Policies must involve measures to ensure tax justice. This means clamping down on corporate tax dodgers that cheat developing countries out of billions of dollars each year, and making multinational companies pay their fair share of tax in all the countries where they do business, as well as introducing more progressive taxation that allows richer parts of society to pay their fair share. Additional revenues must be invested in public services so that all citizens have access to good education, health care and social protection, which have been proved to be strong weapons in the fight against poverty and inequality. And it is indispensable to ensure decent jobs with decent wages. The private sector is key in this regard. Whilst it of central importance to build-up public systems in areas as health and education to ensure services will provided for all, private finance is also needed to meet the SDGs—especially when it comes to large-scale job-creating infrastructure projects (roads, railways, telecommunications). A prerequisite for private sector engagement is to put in place proper checks-and-balances to ensure these activities work in the public interest and safeguard people’s rights.

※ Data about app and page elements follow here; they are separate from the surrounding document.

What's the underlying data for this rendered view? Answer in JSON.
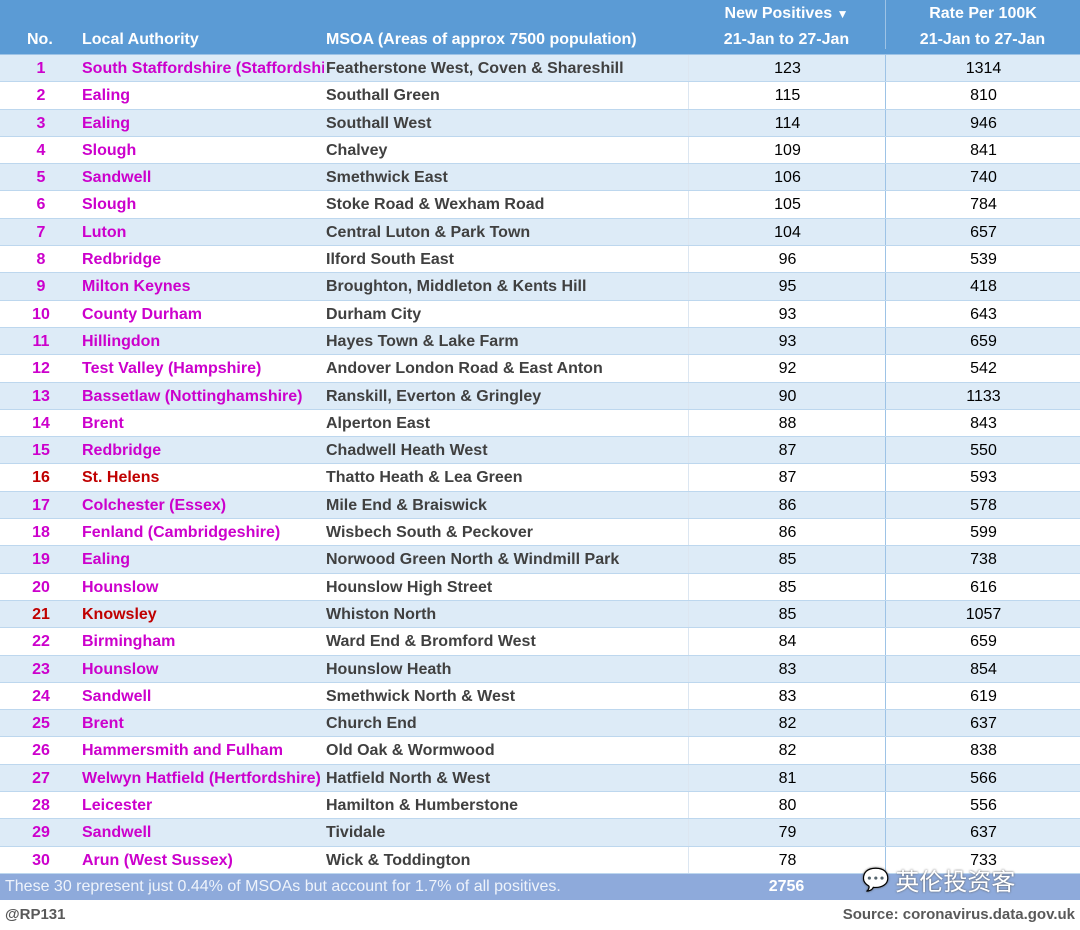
{
  "header": {
    "no": "No.",
    "la": "Local Authority",
    "msoa": "MSOA (Areas of approx 7500 population)",
    "np_title": "New Positives",
    "np_sort_icon": "triangle-down",
    "np_period": "21-Jan to 27-Jan",
    "rate_title": "Rate Per 100K",
    "rate_period": "21-Jan to 27-Jan"
  },
  "colors": {
    "header": "#5b9bd5",
    "alt_row": "#ddebf7",
    "authority_default": "#cc00cc",
    "authority_highlight": "#c00000",
    "footer": "#8eaadb"
  },
  "rows": [
    {
      "no": "1",
      "la": "South Staffordshire (Staffordshire)",
      "msoa": "Featherstone West, Coven & Shareshill",
      "np": "123",
      "rate": "1314"
    },
    {
      "no": "2",
      "la": "Ealing",
      "msoa": "Southall Green",
      "np": "115",
      "rate": "810"
    },
    {
      "no": "3",
      "la": "Ealing",
      "msoa": "Southall West",
      "np": "114",
      "rate": "946"
    },
    {
      "no": "4",
      "la": "Slough",
      "msoa": "Chalvey",
      "np": "109",
      "rate": "841"
    },
    {
      "no": "5",
      "la": "Sandwell",
      "msoa": "Smethwick East",
      "np": "106",
      "rate": "740"
    },
    {
      "no": "6",
      "la": "Slough",
      "msoa": "Stoke Road & Wexham Road",
      "np": "105",
      "rate": "784"
    },
    {
      "no": "7",
      "la": "Luton",
      "msoa": "Central Luton & Park Town",
      "np": "104",
      "rate": "657"
    },
    {
      "no": "8",
      "la": "Redbridge",
      "msoa": "Ilford South East",
      "np": "96",
      "rate": "539"
    },
    {
      "no": "9",
      "la": "Milton Keynes",
      "msoa": "Broughton, Middleton & Kents Hill",
      "np": "95",
      "rate": "418"
    },
    {
      "no": "10",
      "la": "County Durham",
      "msoa": "Durham City",
      "np": "93",
      "rate": "643"
    },
    {
      "no": "11",
      "la": "Hillingdon",
      "msoa": "Hayes Town & Lake Farm",
      "np": "93",
      "rate": "659"
    },
    {
      "no": "12",
      "la": "Test Valley (Hampshire)",
      "msoa": "Andover London Road & East Anton",
      "np": "92",
      "rate": "542"
    },
    {
      "no": "13",
      "la": "Bassetlaw (Nottinghamshire)",
      "msoa": "Ranskill, Everton & Gringley",
      "np": "90",
      "rate": "1133"
    },
    {
      "no": "14",
      "la": "Brent",
      "msoa": "Alperton East",
      "np": "88",
      "rate": "843"
    },
    {
      "no": "15",
      "la": "Redbridge",
      "msoa": "Chadwell Heath West",
      "np": "87",
      "rate": "550"
    },
    {
      "no": "16",
      "la": "St. Helens",
      "msoa": "Thatto Heath & Lea Green",
      "np": "87",
      "rate": "593",
      "highlight": true
    },
    {
      "no": "17",
      "la": "Colchester (Essex)",
      "msoa": "Mile End & Braiswick",
      "np": "86",
      "rate": "578"
    },
    {
      "no": "18",
      "la": "Fenland (Cambridgeshire)",
      "msoa": "Wisbech South & Peckover",
      "np": "86",
      "rate": "599"
    },
    {
      "no": "19",
      "la": "Ealing",
      "msoa": "Norwood Green North & Windmill Park",
      "np": "85",
      "rate": "738"
    },
    {
      "no": "20",
      "la": "Hounslow",
      "msoa": "Hounslow High Street",
      "np": "85",
      "rate": "616"
    },
    {
      "no": "21",
      "la": "Knowsley",
      "msoa": "Whiston North",
      "np": "85",
      "rate": "1057",
      "highlight": true
    },
    {
      "no": "22",
      "la": "Birmingham",
      "msoa": "Ward End & Bromford West",
      "np": "84",
      "rate": "659"
    },
    {
      "no": "23",
      "la": "Hounslow",
      "msoa": "Hounslow Heath",
      "np": "83",
      "rate": "854"
    },
    {
      "no": "24",
      "la": "Sandwell",
      "msoa": "Smethwick North & West",
      "np": "83",
      "rate": "619"
    },
    {
      "no": "25",
      "la": "Brent",
      "msoa": "Church End",
      "np": "82",
      "rate": "637"
    },
    {
      "no": "26",
      "la": "Hammersmith and Fulham",
      "msoa": "Old Oak & Wormwood",
      "np": "82",
      "rate": "838"
    },
    {
      "no": "27",
      "la": "Welwyn Hatfield (Hertfordshire)",
      "msoa": "Hatfield North & West",
      "np": "81",
      "rate": "566"
    },
    {
      "no": "28",
      "la": "Leicester",
      "msoa": "Hamilton & Humberstone",
      "np": "80",
      "rate": "556"
    },
    {
      "no": "29",
      "la": "Sandwell",
      "msoa": "Tividale",
      "np": "79",
      "rate": "637"
    },
    {
      "no": "30",
      "la": "Arun (West Sussex)",
      "msoa": "Wick & Toddington",
      "np": "78",
      "rate": "733"
    }
  ],
  "footer": {
    "note": "These 30 represent just 0.44% of MSOAs but account for 1.7% of all positives.",
    "total": "2756"
  },
  "bottom": {
    "handle": "@RP131",
    "source": "Source: coronavirus.data.gov.uk"
  },
  "watermark": {
    "text": "英伦投资客",
    "icon": "wechat-icon"
  }
}
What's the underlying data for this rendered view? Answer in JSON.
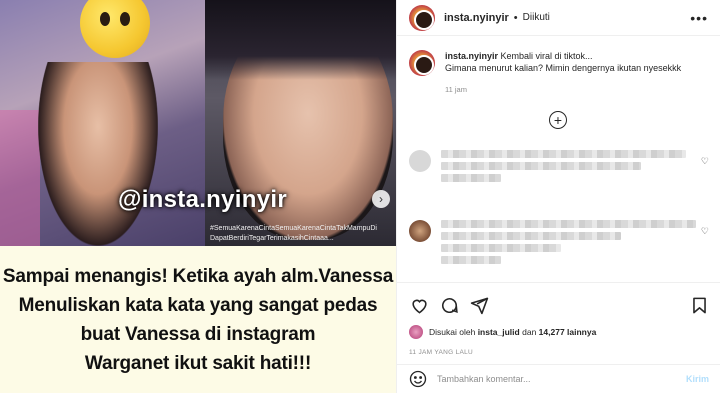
{
  "media": {
    "watermark": "@insta.nyinyir",
    "hashtag_overlay": "#SemuaKarenaCintaSemuaKarenaCintaTakMampuDi DapatBerdiriTegarTerimakasihCintaaa...",
    "caption_lines": [
      "Sampai menangis! Ketika ayah alm.Vanessa",
      "Menuliskan kata kata yang sangat pedas",
      "buat Vanessa di instagram",
      "Warganet ikut sakit hati!!!"
    ],
    "next_icon": "chevron-right-icon"
  },
  "header": {
    "username": "insta.nyinyir",
    "separator": "•",
    "follow_status": "Diikuti",
    "more_icon": "ellipsis-icon"
  },
  "post": {
    "username": "insta.nyinyir",
    "caption_line1": "Kembali viral di tiktok...",
    "caption_line2": "Gimana menurut kalian? Mimin dengernya ikutan nyesekkk",
    "time": "11 jam"
  },
  "likes": {
    "prefix": "Disukai oleh",
    "liker": "insta_julid",
    "connector": "dan",
    "count": "14,277 lainnya"
  },
  "posted_ago": "11 JAM YANG LALU",
  "comment_box": {
    "placeholder": "Tambahkan komentar...",
    "send_label": "Kirim"
  },
  "colors": {
    "caption_bg": "#fdfbe6",
    "send_disabled": "#b2dffc"
  }
}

The main responsibility for introducing these policies is with the governments, as they are the decisive drivers of development of their respective countries. However, taking into account the huge challenge many developing countries face with regard to achieving the SDGs, a true Global Partnership, as envisaged in SDG 17, has to be established, and this must entail a fair sharing of financing for the SDGs as well as a balance in negotiation power between industrialized, emerging, and developing countries.

More specifically, it means that the international community, e.g., the rich countries, has to fulfil its international financing obligations by meeting the 0.7% of GNI aid target as soon as possible. Furthermore, the international community has an important role to play in setting the right international rules to increase domestic resource mobilization in developing countries, for example, by setting fair international tax rules. For this to happen, developing countries need an equal say in international tax negotiations to put their issues on the agenda, but so far deals are only made in exclusive clubs such as the OECD or the G20, and not the UN. Just recently, at the Financing for Development Conference in Addis Ababa, nearly all industrialized countries refused the G77 call for an inclusive UN tax body. It shows that a true Global Partnership is far away from being a reality.

It is one of the main tasks of civil society actors to further demand a fair global partnership and comprehensive action against inequality, showing injustices in the current system, and to hold governments to account with regard to the implementation of the SDGs. Both, CSOs in poor and rich countries, have to demand viable and ambitious national action plans that foster the achievement of the SDGs at home and abroad, they have to participate in national SDG policy dialogues and monitor SDG processes in their countries. As the SDG agenda aims at “leaving no one behind,” this requires especially the participation of the most vulnerable and marginalized people so they can claim their rights. Women must be central to realizing these goals, while at the same time the concentrated power of vested interests must be challenged and those interests held more accountable by governments and citizens.

We can eradicate extreme poverty—but, to do this we must tackle the growing gap between the richest and the rest.